Railsmagazine60x60 Protecting Your Application From Impostors

by Gavin Morrice

Issue: Winter Jam

published in December 2009

Gavin morrice

Gavin Morrice is a freelance Ruby developer/consultant. He specializes in developing web applications using the Ruby on Rails framework. Gavin is a BDD (behavior driven development) enthusiast, which means the code he writes caters precisely to his clients specifications and business goals.

If your application is open to the public, where people can freely create a user account and start adding content or posting comments or forum entries, it's important that you maintain some control over what they can and cannot do.

Leaving usernames like "admin", "webmaster" or your domain name up for grabs could be pretty damaging, especially if they are misused by a malicious user. Imagine if a member of the public was free to leave offensive comments using your name or "admin".
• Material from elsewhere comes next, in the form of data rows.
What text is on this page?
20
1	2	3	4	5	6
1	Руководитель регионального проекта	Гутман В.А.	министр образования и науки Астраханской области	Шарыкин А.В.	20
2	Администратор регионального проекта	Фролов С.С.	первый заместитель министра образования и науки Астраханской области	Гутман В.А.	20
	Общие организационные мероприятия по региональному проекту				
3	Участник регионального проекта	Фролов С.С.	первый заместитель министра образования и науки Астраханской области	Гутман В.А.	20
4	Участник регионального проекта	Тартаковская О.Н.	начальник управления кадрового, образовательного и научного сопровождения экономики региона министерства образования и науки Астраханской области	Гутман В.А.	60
By taking a few basic precautions, you can prevent this sort of abuse without having to continuously monitor your app. Here are a couple of ideas to get you started.
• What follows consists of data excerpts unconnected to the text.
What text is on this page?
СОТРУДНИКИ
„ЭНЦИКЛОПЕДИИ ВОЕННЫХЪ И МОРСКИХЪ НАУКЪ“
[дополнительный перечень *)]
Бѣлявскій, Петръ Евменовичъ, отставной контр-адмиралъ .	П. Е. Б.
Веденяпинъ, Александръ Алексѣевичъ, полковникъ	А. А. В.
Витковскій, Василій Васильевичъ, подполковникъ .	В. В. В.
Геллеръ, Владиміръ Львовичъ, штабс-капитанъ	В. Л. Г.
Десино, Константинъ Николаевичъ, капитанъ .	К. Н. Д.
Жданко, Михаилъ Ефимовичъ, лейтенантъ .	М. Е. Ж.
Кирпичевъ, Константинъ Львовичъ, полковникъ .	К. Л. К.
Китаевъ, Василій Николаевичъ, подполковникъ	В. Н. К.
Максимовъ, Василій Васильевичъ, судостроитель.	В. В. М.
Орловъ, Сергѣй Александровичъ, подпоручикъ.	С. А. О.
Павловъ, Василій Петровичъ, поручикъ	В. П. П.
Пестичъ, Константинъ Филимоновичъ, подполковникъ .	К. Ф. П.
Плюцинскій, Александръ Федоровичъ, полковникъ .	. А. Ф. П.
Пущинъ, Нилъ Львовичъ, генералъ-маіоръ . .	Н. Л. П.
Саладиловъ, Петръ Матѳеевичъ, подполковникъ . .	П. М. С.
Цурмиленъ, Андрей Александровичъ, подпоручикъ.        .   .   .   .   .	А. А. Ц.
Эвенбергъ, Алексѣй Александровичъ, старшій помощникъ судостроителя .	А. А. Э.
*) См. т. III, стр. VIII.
The simplest option is to use validates_exclusion_of to check if a new user's username appears in a list of prohibited usernames:

class User < ActiveRecord::Base

 

validates_exclusion_of :username,

:in => %w{ admin webmaster mydomain.com },

:on => :create,

:message => "is not available"

 

end

If the user's username appears in the array of names passed to the :in option, then the record is invalid. The error message here reads simply "is not available". You could go with something more authoritarian like "is restricted!" but that's not really necessary.

One problem with this approach is that validates_exclusion_of is case-sensitive. If a user signs up with the username "Admin" or "ADMIN", then their username will not be invalid. You could get around this with a before_validation callback to format the username before it's validated. But that means the original case will not be preserved.
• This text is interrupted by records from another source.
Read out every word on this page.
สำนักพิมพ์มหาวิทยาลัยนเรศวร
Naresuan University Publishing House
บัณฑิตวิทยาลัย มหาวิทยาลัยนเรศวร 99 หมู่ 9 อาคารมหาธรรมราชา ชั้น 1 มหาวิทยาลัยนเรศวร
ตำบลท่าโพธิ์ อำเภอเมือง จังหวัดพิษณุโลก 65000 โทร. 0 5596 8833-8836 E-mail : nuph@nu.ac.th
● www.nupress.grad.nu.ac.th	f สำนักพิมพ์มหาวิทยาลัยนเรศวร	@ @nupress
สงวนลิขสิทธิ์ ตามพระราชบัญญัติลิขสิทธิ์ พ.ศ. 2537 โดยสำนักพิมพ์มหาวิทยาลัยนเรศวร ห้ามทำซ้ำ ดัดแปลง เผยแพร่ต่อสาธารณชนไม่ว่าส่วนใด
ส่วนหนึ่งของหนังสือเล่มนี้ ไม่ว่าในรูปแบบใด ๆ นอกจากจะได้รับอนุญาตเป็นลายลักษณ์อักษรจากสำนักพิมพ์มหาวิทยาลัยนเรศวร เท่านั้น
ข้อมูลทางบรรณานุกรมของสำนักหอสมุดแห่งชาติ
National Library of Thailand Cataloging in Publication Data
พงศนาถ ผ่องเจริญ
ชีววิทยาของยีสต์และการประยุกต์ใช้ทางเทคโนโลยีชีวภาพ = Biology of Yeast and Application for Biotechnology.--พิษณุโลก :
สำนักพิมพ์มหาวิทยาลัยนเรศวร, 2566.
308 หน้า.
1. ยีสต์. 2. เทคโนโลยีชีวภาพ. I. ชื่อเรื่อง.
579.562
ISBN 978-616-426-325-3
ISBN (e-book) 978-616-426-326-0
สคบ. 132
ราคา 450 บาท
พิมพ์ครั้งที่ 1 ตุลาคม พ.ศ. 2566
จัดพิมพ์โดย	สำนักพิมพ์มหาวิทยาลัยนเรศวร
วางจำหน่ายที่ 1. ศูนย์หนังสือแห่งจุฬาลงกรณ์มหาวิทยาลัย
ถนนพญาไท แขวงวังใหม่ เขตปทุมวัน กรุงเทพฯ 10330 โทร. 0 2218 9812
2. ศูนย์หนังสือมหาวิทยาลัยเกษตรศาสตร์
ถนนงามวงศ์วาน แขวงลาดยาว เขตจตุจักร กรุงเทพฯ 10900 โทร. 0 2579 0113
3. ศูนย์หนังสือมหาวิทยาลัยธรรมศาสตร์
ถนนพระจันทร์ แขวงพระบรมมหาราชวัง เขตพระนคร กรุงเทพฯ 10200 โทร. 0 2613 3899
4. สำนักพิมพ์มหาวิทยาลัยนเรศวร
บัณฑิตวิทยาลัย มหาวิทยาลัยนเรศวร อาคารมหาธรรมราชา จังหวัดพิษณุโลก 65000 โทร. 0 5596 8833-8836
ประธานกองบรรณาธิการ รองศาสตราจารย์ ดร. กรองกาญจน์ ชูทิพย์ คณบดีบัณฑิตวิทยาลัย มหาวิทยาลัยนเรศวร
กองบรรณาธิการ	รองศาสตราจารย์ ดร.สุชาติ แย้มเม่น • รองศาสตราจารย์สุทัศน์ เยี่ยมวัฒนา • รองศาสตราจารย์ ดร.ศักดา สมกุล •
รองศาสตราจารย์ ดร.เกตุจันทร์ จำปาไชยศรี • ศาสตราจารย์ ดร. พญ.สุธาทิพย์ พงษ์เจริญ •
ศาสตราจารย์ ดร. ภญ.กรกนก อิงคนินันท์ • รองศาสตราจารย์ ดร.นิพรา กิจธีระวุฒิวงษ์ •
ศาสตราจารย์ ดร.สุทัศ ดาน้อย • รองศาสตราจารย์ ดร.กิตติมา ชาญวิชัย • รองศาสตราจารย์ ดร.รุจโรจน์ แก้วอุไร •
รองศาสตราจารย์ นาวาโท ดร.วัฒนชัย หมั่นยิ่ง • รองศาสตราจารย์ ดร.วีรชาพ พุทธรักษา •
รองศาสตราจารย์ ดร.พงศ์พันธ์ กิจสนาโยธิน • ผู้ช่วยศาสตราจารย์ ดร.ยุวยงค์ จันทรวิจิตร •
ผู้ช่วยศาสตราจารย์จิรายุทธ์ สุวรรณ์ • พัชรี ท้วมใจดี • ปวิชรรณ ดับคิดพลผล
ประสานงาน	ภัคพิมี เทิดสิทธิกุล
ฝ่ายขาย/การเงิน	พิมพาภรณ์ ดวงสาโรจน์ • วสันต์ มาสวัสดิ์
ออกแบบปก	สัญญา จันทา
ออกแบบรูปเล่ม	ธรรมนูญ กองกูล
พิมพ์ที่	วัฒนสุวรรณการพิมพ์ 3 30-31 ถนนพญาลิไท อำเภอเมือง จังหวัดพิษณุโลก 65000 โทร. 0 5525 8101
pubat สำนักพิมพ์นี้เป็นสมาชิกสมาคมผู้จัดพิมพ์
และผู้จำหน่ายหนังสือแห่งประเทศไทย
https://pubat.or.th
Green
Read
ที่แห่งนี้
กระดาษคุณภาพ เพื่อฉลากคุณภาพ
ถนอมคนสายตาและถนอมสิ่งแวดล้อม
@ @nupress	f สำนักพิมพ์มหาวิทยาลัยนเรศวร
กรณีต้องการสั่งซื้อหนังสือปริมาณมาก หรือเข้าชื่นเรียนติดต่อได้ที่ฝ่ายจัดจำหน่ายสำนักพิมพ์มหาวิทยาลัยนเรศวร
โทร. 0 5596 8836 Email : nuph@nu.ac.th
class User < ActiveRecord::Base

 

  before_validation :downcase_username

 

  validates_exclusion_of :username,

    :in => %w{ admin administrator superuser mydomain.com },

    :on => :create,

    :message => "is not available"

 

private

 

  def downcase_username

    self.username.downcase!

  end

 

end

Another problem with this approach is that validates_exclusion_of only checks for exact values so "admin1" or "admin:" would be considered valid even though they are still misleading.

For a more effective validation, you can write your own custom method and call it using validate or validate_on_create.

class User < ActiveRecord::Base

 

  validate_on_create :check_username_is_allowed

 

private

 

  def check_username_is_allowed

    %w{ admin webmaster mydomain }.each do |restricted_value|

      errors.add(:username, "is not available") if username =~ /#{restricted_value}/i unless errors.on(:username)

    end

  end

 

end

In this example, the private method check_username_is_allowed will be called before any new user records are created. The user's username is scanned for each of the restricted values and if the restricted value appears anyplace within the username an error message "is not available" is added. This means we can now restrict usernames like "admin1" and "administrator" as well as "Admin:" and "Administrator". You'll notice there's an 'i' after the regular expression. This ensures the regexp will be case insensitive. You'll also notice the 'unless' clause. This will ensure an error will only be added if there are not already errors on the username; No point in bombarding the user with several error messages on the same attribute.

We can expand this a little further by moving the array of restricted values to a constant:

class User < ActiveRecord::Base

 

  RESTRICTED_NAMES = %w{

    admin

    webmaster

    mydomain.com

    superuser

  }

 

  validate_on_create :check_username_is_allowed

 

private

 

  def check_username_is_allowed

    RESTRICTED_NAMES.each do |restricted|

      errors.add(:username, "is not available") if username =~ /#{restricted}/i unless errors.on(:username)

    end

  end

 

end

 

Once you start thinking of the reserved or offensive words you want to prohibit you'll probably surprise yourself with how many you can think of. Moving these values to an constant will keep your check_username_is_allowed method small and legible regardless of how many restricted names you add to the list.

Finally, you may decide to extend this idea across more than one model. For example, you may also have a comment model that you want to add the same sort of validation to. In this case, to keep your models DRY, you should move this code to a module and include it where required.

# in lib/username_validations

module UsernameValidations

 

  # this method is invoked when the module is included into another module or class

  def self.included(my_class)

    my_class.send(:validate_on_create, :check_username_is_allowed)

  end

 

  RESTRICTED_NAMES = %w{

    admin

    webmaster

    mydomain.com

    superuser

  }

 

private

 

  def check_username_is_allowed

    RESTRICTED_NAMES.each do |restricted|

      errors.add(:username, "is not available") if username =~ /#{restricted}/i unless errors.on(:username)

    end

  end

 

end

and, in your models:

class User < ActiveRecord::Base

  include UsernameValidations

end

class Comment < ActiveRecord::Base

  include UsernameValidations

end

By writing some custom validations like this you can prevent people from adding inappropriate content to your site, saving you from having to filter through every new post/comment etc. checking them. You can also employ the same method to help prevent spam on your site. Just add the usual words, viagra, weight-loss etc. to the list of restricted values.